New Economic Perspectives has the third installment, Real Fiscal Responsibility 3; Carter: Inflation and Health Care, of its series. I’ll just excerpt one quote that addresses my complaint about the second installment.
Cost-push inflation cannot be eliminated without killing the economy if one relies on increased taxes, reduced Government spending and high interest rates, which is the deficit hawk prescription. All that will and did do is to move toward macroeconomic and microeconomic austerity. The way cost-push inflation has to be fixed is through bringing alternative sources of supply, wage and price controls, and rationing online.
I guess I had outsized expectations for this explanation. The comment I posted, slightly edited, is shown below.
Thank you for saying what Carter should have done to rein in Cost Push Inflation.
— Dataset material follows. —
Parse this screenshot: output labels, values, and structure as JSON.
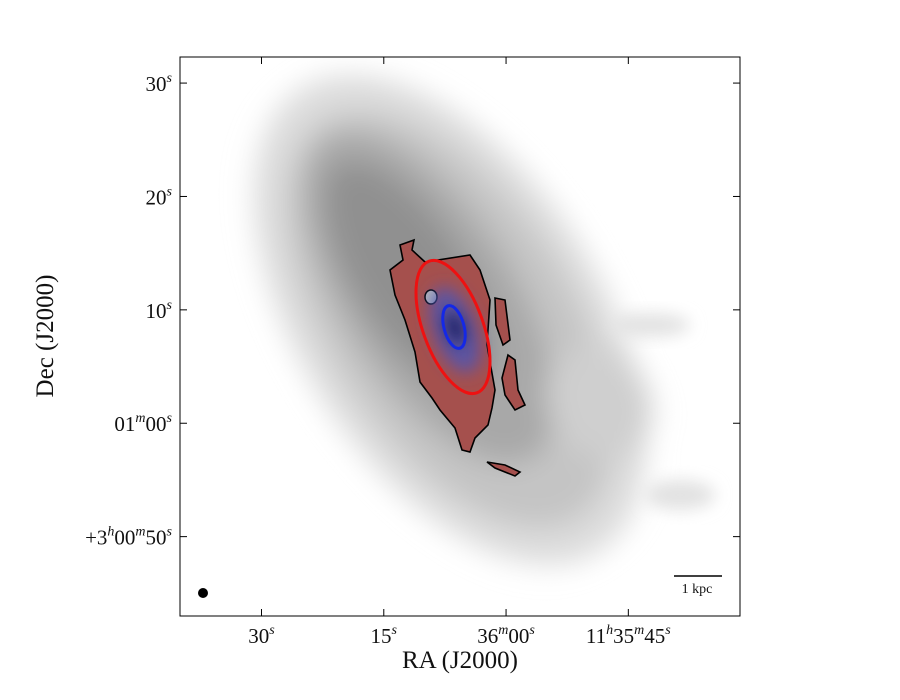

The explanation was not as overwhelmingly irrefutable as I had hoped. Perhaps that was a bit much to expect.
Wage and price controls had been tried by Nixon and Ford as my faulty memory tells me. It did not work for them. You alluded to the enforcement by a Carter staff that was only 10% the size of what Nixon had. So how come it didn’t work for Nixon either? Admittedly the size of the staff doesn’t guarantee success of a poorly conceived program.
Rationing of gasoline happened almost automatically with the long gas lines, alternate day purchasing, and more. Of course, I don’t remember any rationing of other pertroleum based products.
Of course, in WWII there were many more far-reaching and effective programs to hold down inflation. I even have now come to understand how selling war bonds was not a way of financing the war, but was a way of controlling inflation.
As for Reagan’s solution to the problem. I always attributed it to the near depression he caused. This cut the demand for oil so much that it broke OPEC’s ability to control the prices. That was a very effective way of ending cost push inflation, although at the price of great pain to a lot of people. So, despite talk of supply side economics that was supposed to increase supply without the need to have increasing prices, it was actually demand side economics that worked – cut the demand for oil so prices would stop rising. I have not done any research on the myriad factors that could have been responsible for the end to inflation, so I could very well be wrong in my story, no matter how plausible it might sound to me.